Convincing my parents was a challenge of its own. I provided facts from the hours of research I conducted as well as the many successes of current journalists. As challenging as it was, through the multiple disputes and even the questioning of my Islamic beliefs, I won the battle. To diverge from the normality of tradition and beliefs in the Islamic realm is not without its hardships, and for now, the most unremitting challenges are still to come.

Journalism gives me the opportunity to voice my concerns, ideas and perspective, things I cannot share with others in any other way. With pen, paper, and power of the press, I will report what citizens deserve to know; the war against hypocritical news-makers and broadcasters will be fought with an iron fist. I must take an active role in my future.

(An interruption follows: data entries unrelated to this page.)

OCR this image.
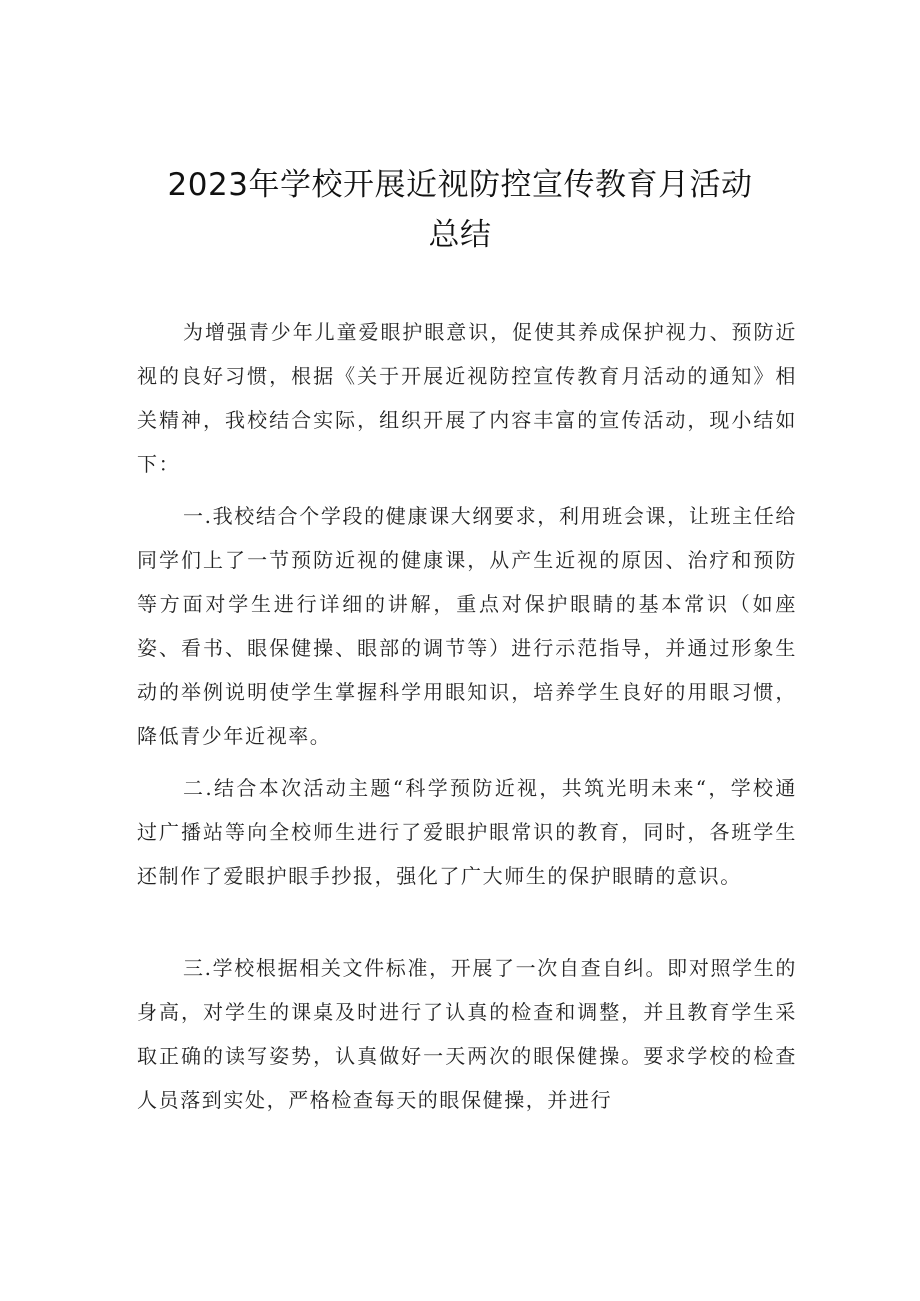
2023年学校开展近视防控宣传教育月活动
总结

为增强青少年儿童爱眼护眼意识，促使其养成保护视力、预防近视的良好习惯，根据《关于开展近视防控宣传教育月活动的通知》相关精神，我校结合实际，组织开展了内容丰富的宣传活动，现小结如下：

一.我校结合个学段的健康课大纲要求，利用班会课，让班主任给同学们上了一节预防近视的健康课，从产生近视的原因、治疗和预防等方面对学生进行详细的讲解，重点对保护眼睛的基本常识（如座姿、看书、眼保健操、眼部的调节等）进行示范指导，并通过形象生动的举例说明使学生掌握科学用眼知识，培养学生良好的用眼习惯，降低青少年近视率。

二.结合本次活动主题“科学预防近视，共筑光明未来“，学校通过广播站等向全校师生进行了爱眼护眼常识的教育，同时，各班学生还制作了爱眼护眼手抄报，强化了广大师生的保护眼睛的意识。

三.学校根据相关文件标准，开展了一次自查自纠。即对照学生的身高，对学生的课桌及时进行了认真的检查和调整，并且教育学生采取正确的读写姿势，认真做好一天两次的眼保健操。要求学校的检查人员落到实处，严格检查每天的眼保健操，并进行
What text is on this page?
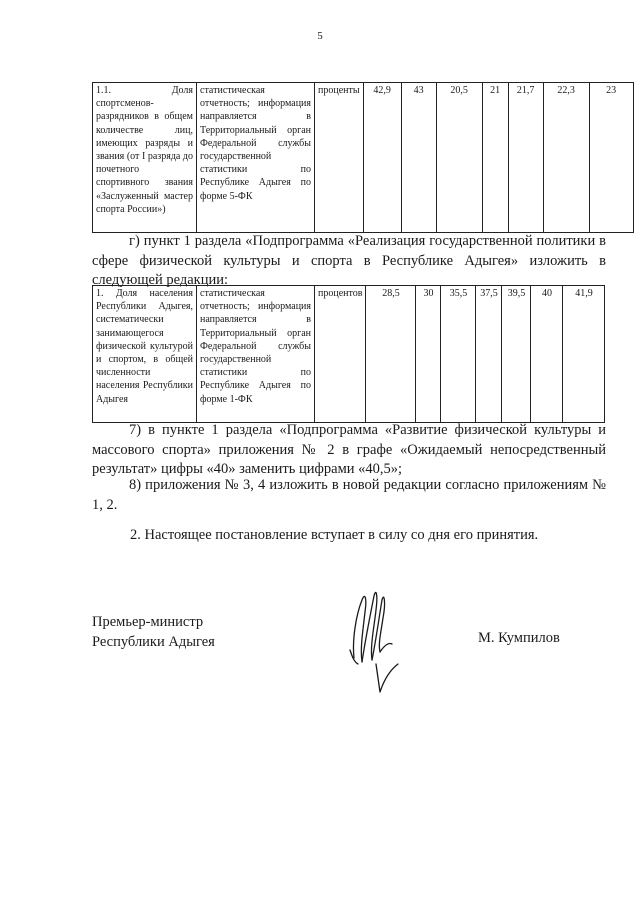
5
1.1. Доля спортсменов-разрядников в общем количестве лиц, имеющих разряды и звания (от I разряда до почетного спортивного звания «Заслуженный мастер спорта России»)	статистическая отчетность; информация направляется в Территориальный орган Федеральной службы государственной статистики по Республике Адыгея по форме 5-ФК	проценты	42,9	43	20,5	21	21,7	22,3	23

г) пункт 1 раздела «Подпрограмма «Реализация государственной политики в сфере физической культуры и спорта в Республике Адыгея» изложить в следующей редакции:

1. Доля населения Республики Адыгея, систематически занимающегося физической культурой и спортом, в общей численности населения Республики Адыгея	статистическая отчетность; информация направляется в Территориальный орган Федеральной службы государственной статистики по Республике Адыгея по форме 1-ФК	процентов	28,5	30	35,5	37,5	39,5	40	41,9

7) в пункте 1 раздела «Подпрограмма «Развитие физической культуры и массового спорта» приложения № 2 в графе «Ожидаемый непосредственный результат» цифры «40» заменить цифрами «40,5»;

8) приложения № 3, 4 изложить в новой редакции согласно приложениям № 1, 2.

2. Настоящее постановление вступает в силу со дня его принятия.

Премьер-министр
Республики Адыгея	М. Кумпилов
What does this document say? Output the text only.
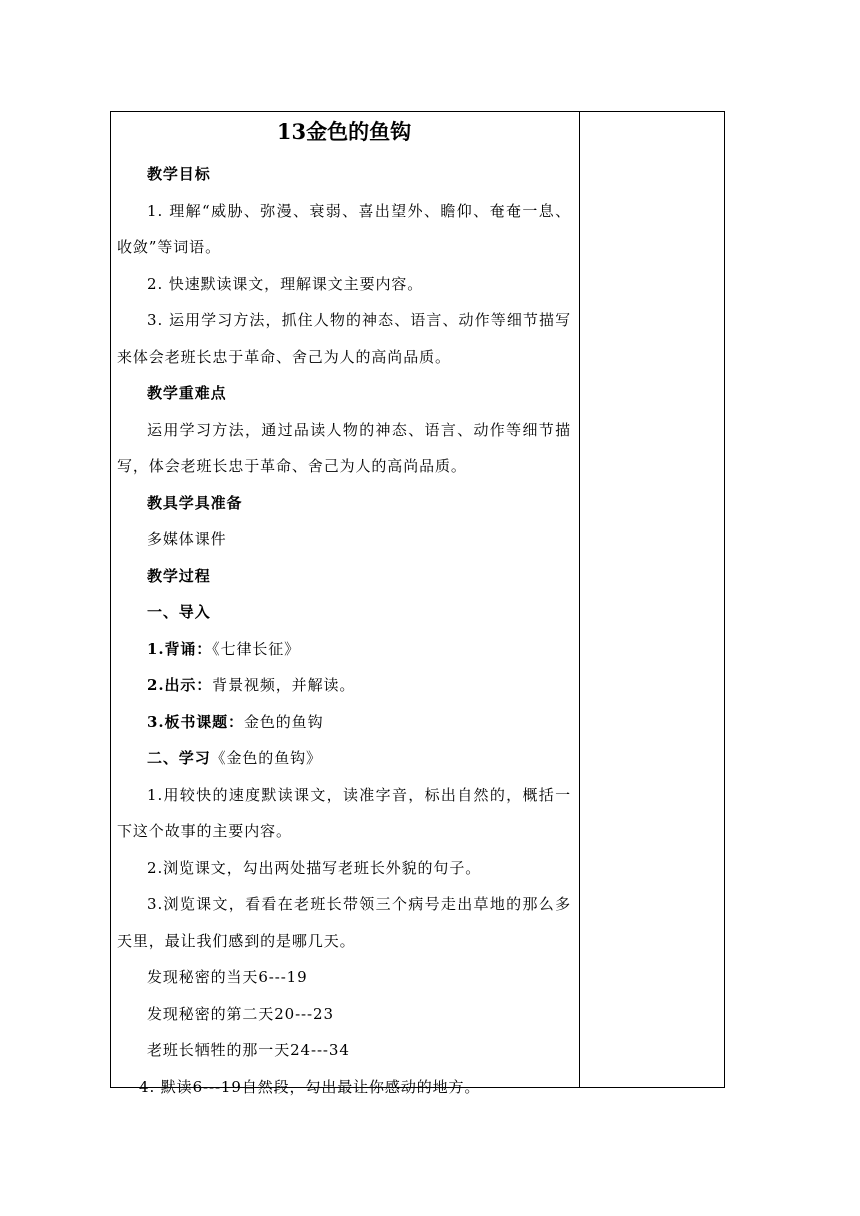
13金色的鱼钩

教学目标

1. 理解“威胁、弥漫、衰弱、喜出望外、瞻仰、奄奄一息、收敛”等词语。

2. 快速默读课文，理解课文主要内容。

3. 运用学习方法，抓住人物的神态、语言、动作等细节描写来体会老班长忠于革命、舍己为人的高尚品质。

教学重难点

运用学习方法，通过品读人物的神态、语言、动作等细节描写，体会老班长忠于革命、舍己为人的高尚品质。

教具学具准备

多媒体课件

教学过程

一、导入

1.背诵：《七律长征》

2.出示：背景视频，并解读。

3.板书课题：金色的鱼钩

二、学习《金色的鱼钩》

1.用较快的速度默读课文，读准字音，标出自然的，概括一下这个故事的主要内容。

2.浏览课文，勾出两处描写老班长外貌的句子。

3.浏览课文，看看在老班长带领三个病号走出草地的那么多天里，最让我们感到的是哪几天。

发现秘密的当天6---19

发现秘密的第二天20---23

老班长牺牲的那一天24---34

4. 默读6---19自然段，勾出最让你感动的地方。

In order to steer this generation, consisting of those who source their knowledge from media coverage, on the right path, I need to find the best way to discover the truth through a proper education in journalism. As a prospective student, I find my insatiable desire to pursue journalism one that fuels my entire being, and for this reason, I will face any hardship to reach my goal as a broadcaster to the world.
dumi 1 / 6,925 1592  
Oct 24, 2010   #2
Hi,
As an Arab Muslim, I know the importance of culture, for it is the basis of a person. I am especially proud of being what I am, amidst all the recent denunciations to those who present themselves as practicing Muslims. ... I think this is a strong statement, very good.

For the first sentence I suggest;
As an Arab Muslim, I understand the importance and value of one's culture which forms the base for him or her.
EF_Kevin 8 / 13,321 129  
Oct 30, 2010   #3
I believe in the foundations I have grown with, and I have proved myself again and again a well-mannered, intellectual young Muslim woman, and I have practiced my faith and the society in which my faith subjugates (I think you are using this verb the wrong way... do you mean "is subjugated?" That does not seem correct either. Try to reword it for clarity.

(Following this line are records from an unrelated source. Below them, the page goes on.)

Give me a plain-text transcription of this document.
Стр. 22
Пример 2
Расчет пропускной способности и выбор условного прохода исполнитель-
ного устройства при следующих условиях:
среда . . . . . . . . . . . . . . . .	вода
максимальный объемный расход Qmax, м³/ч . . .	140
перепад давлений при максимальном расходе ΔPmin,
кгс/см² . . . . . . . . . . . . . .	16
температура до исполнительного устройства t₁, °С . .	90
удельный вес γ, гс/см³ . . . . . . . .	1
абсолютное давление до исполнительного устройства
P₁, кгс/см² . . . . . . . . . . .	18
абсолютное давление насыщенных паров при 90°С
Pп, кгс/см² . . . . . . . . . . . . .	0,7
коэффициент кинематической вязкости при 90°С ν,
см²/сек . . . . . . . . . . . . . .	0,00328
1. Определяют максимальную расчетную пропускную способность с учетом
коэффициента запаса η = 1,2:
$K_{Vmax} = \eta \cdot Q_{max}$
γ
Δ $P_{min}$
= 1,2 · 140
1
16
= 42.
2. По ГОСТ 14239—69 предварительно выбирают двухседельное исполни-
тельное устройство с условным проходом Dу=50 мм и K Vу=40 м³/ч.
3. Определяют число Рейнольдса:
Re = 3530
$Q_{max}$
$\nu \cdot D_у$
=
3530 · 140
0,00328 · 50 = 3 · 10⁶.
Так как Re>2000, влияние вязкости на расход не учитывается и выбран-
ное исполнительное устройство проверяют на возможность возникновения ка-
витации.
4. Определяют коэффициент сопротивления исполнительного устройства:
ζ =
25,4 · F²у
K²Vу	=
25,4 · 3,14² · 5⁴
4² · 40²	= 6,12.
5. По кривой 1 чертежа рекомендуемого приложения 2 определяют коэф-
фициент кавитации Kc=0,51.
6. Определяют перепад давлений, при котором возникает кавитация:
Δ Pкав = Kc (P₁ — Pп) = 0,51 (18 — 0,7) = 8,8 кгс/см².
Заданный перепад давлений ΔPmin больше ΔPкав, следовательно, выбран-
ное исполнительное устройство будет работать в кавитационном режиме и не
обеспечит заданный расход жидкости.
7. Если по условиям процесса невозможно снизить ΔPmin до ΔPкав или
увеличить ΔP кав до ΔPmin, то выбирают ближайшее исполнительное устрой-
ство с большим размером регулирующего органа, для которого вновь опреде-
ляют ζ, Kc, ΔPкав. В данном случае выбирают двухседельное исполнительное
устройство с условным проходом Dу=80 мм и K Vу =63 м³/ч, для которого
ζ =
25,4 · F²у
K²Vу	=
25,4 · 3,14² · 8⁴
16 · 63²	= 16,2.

However, this choice strays from the accepted "Muslim" occupation for women, and my parents held on to that idea, for a while.

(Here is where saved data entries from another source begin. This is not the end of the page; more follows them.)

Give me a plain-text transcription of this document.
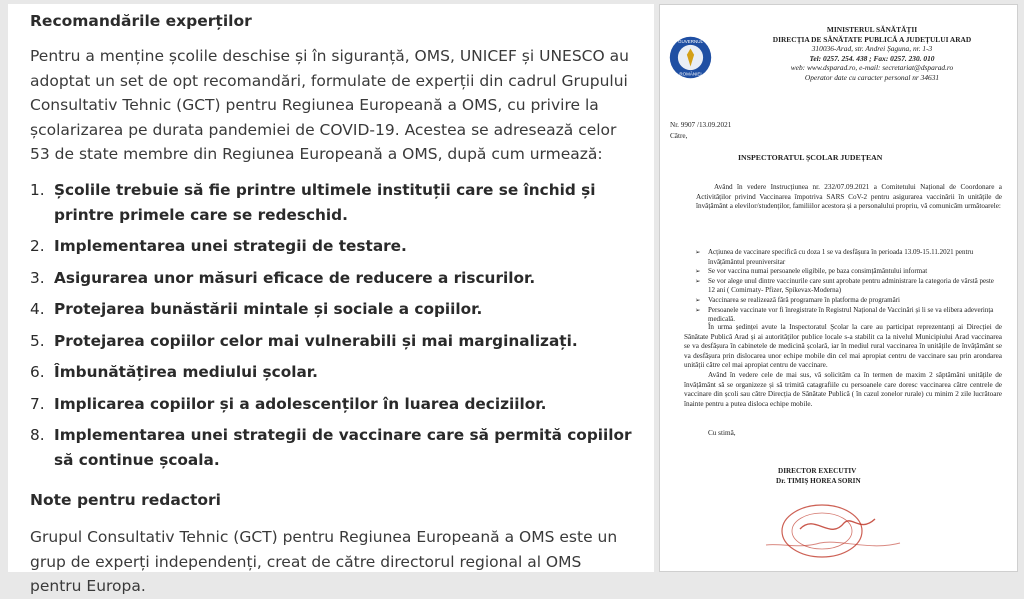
Recomandările experților
Pentru a menține școlile deschise și în siguranță, OMS, UNICEF și UNESCO au adoptat un set de opt recomandări, formulate de experții din cadrul Grupului Consultativ Tehnic (GCT) pentru Regiunea Europeană a OMS, cu privire la școlarizarea pe durata pandemiei de COVID-19. Acestea se adresează celor 53 de state membre din Regiunea Europeană a OMS, după cum urmează:
1. Școlile trebuie să fie printre ultimele instituții care se închid și printre primele care se redeschid.
2. Implementarea unei strategii de testare.
3. Asigurarea unor măsuri eficace de reducere a riscurilor.
4. Protejarea bunăstării mintale și sociale a copiilor.
5. Protejarea copiilor celor mai vulnerabili și mai marginalizați.
6. Îmbunătățirea mediului școlar.
7. Implicarea copiilor și a adolescenților în luarea deciziilor.
8. Implementarea unei strategii de vaccinare care să permită copiilor să continue școala.
Note pentru redactori
Grupul Consultativ Tehnic (GCT) pentru Regiunea Europeană a OMS este un grup de experți independenți, creat de către directorul regional al OMS pentru Europa.
GUVERNUL
ROMÂNIEI
MINISTERUL SĂNĂTĂȚII
DIRECȚIA DE SĂNĂTATE PUBLICĂ A JUDEȚULUI ARAD
310036-Arad, str. Andrei Șaguna, nr. 1-3
Tel: 0257. 254. 438 ; Fax: 0257. 230. 010
web: www.dsparad.ro, e-mail: secretariat@dsparad.ro
Operator date cu caracter personal nr 34631
Nr. 9907 /13.09.2021
Către,
INSPECTORATUL ȘCOLAR JUDEȚEAN
Având în vedere Instrucțiunea nr. 232/07.09.2021 a Comitetului Național de Coordonare a Activităților privind Vaccinarea împotriva SARS CoV-2 pentru asigurarea vaccinării în unitățile de învățământ a elevilor/studenților, familiilor acestora și a personalului propriu, vă comunicăm următoarele:
➢ Acțiunea de vaccinare specifică cu doza 1 se va desfășura în perioada 13.09-15.11.2021 pentru învățământul preuniversitar
➢ Se vor vaccina numai persoanele eligibile, pe baza consimțământului informat
➢ Se vor alege unul dintre vaccinurile care sunt aprobate pentru administrare la categoria de vârstă peste 12 ani ( Comirnaty- Pfizer, Spikevax-Moderna)
➢ Vaccinarea se realizează fără programare în platforma de programări
➢ Persoanele vaccinate vor fi înregistrate în Registrul Național de Vaccinări și li se va elibera adeverința medicală.
În urma ședinței avute la Inspectoratul Școlar la care au participat reprezentanți ai Direcției de Sănătate Publică Arad și ai autorităților publice locale s-a stabilit ca la nivelul Municipiului Arad vaccinarea se va desfășura în cabinetele de medicină școlară, iar în mediul rural vaccinarea în unitățile de învățământ se va desfășura prin dislocarea unor echipe mobile din cel mai apropiat centru de vaccinare sau prin arondarea unității către cel mai apropiat centru de vaccinare.
Având în vedere cele de mai sus, vă solicităm ca în termen de maxim 2 săptămâni unitățile de învățământ să se organizeze și să trimită catagrafiile cu persoanele care doresc vaccinarea către centrele de vaccinare din școli sau către Direcția de Sănătate Publică ( în cazul zonelor rurale) cu minim 2 zile lucrătoare înainte pentru a putea disloca echipe mobile.
Cu stimă,
DIRECTOR EXECUTIV
Dr. TIMIȘ HOREA SORIN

I assume this means they stopped discouraging you? Do not let gender oppression from less sophisticated times hold you back from achieving your dreams in the 21st century. That would be a tragedy.

My plans for the future are to become the best (add noun here) I am able to become, regardless of the ties of customs that may hold me back, so it was my job to (persuade my parents to?) agree with my major and my decision.

I found my talents stem from all subjects, but my passion stood in writing and speaking.--- brilliant. I recognize that talent as I read this.

As I read the last paragraph, I am certain that you will be accepted everywhere this essay is read. It's as good as college essays get. Look to the future, and be aware of how times are changing -- it was not that long ago that women in India were expected to commit sati if their husbands died, and it was not that long ago in human history that women were burned as witches... and in conservative Christianity and Islam it is common to expect women to, as is said in Christianity, be obedient to the husband just as the church is obedient to god, and that the husband is to love the wife just as god loves the church. This is clearly gender oppression! And in Islam the women have to wear a burqa for modesty? That would be fine if men did it, too, but they do not. Religion is okay, but gender oppression is not okay, and I hope you do all that is necessary to assert yourself.